Answer:
364 (Hope this helps ^^)
Explanation:
To calculate the number of different committees that can be chosen, we can use the concept of combinations.
In this case, we need to choose 11 students from a group of 14. The order in which the students are chosen does not matter.
The number of combinations, denoted as C(n, r), can be calculated using the formula:
C(n, r) = n! / (r! * (n - r)!)
Where n is the total number of students and r is the number of students to be chosen for the committee.
Plugging in the values:
n = 14
r = 11
C(14, 11) = 14! / (11! * (14 - 11)!)
Calculating the factorials:
14! = 14 * 13 * 12 * 11!
11! = 11 * 10 * 9!
Substituting the values back into the equation:
C(14, 11) = (14 * 13 * 12 * 11!) / (11! * (14 - 11)!)

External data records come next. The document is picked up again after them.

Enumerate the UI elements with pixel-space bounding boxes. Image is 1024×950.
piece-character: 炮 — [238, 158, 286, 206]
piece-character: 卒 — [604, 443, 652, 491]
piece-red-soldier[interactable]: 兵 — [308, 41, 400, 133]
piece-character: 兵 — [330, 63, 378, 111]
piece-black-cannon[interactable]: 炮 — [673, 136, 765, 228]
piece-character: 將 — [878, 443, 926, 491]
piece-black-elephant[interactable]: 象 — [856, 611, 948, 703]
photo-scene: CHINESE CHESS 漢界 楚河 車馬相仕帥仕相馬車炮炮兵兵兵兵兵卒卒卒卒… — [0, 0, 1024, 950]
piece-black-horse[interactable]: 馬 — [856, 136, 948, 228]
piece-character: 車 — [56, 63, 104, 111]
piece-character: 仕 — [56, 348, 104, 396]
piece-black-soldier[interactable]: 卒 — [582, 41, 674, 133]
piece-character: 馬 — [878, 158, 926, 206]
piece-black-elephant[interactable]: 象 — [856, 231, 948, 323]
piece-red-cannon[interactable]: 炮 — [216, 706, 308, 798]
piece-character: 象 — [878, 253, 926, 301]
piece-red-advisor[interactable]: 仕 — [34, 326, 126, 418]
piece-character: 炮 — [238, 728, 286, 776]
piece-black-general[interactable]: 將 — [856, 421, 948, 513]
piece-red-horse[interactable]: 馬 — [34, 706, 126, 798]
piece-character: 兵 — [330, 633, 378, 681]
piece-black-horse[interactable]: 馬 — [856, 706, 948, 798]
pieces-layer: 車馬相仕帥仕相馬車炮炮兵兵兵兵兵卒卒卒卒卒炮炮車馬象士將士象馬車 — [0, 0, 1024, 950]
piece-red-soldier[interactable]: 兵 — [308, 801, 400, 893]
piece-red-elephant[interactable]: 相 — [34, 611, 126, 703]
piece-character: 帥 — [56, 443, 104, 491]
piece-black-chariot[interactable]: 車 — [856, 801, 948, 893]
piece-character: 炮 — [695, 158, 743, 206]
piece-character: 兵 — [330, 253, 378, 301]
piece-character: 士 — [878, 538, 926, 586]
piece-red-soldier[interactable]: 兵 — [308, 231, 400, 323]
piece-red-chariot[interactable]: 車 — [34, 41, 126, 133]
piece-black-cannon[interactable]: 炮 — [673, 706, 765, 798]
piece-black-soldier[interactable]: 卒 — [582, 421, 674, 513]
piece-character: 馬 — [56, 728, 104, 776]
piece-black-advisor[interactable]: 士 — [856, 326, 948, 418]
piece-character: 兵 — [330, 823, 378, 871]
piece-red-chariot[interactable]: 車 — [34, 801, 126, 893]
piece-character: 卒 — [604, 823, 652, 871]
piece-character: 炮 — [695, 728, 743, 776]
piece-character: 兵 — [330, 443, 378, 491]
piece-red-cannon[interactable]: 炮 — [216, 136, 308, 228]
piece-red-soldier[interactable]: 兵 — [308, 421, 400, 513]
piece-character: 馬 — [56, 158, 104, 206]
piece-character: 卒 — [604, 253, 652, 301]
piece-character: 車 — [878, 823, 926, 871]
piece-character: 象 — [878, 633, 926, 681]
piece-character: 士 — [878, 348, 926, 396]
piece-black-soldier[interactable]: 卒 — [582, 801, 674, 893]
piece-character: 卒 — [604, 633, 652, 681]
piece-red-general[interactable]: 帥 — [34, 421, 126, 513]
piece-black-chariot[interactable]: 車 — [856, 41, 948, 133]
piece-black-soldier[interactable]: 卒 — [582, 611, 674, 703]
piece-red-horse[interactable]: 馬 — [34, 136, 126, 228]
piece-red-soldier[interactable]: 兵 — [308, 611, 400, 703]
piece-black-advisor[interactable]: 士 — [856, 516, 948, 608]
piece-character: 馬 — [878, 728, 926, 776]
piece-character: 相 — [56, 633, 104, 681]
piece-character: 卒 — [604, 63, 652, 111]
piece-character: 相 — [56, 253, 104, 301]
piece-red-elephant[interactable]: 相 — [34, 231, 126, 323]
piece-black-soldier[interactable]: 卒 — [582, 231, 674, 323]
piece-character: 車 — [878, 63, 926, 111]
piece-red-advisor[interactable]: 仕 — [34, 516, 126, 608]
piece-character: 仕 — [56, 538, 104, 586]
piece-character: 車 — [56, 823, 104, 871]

The factorials in the numerator and denominator cancel out:
C(14, 11) = 14 * 13 * 12 / (14 - 11)!
Simplifying:
C(14, 11) = 14 * 13 * 12 / 3!
Calculating 3!:
3! = 3 * 2 * 1
Substituting back:
C(14, 11) = 14 * 13 * 12 / (3 * 2 * 1)
Cancelling out common factors:
C(14, 11) = 14 * 13 * 12 / 6
Calculating the numerator:
14 * 13 * 12 = 2184
Substituting back:
C(14, 11) = 2184 / 6
C(14, 11) = 364
Therefore, there are 364 different committees that can be chosen from the 14-member student council.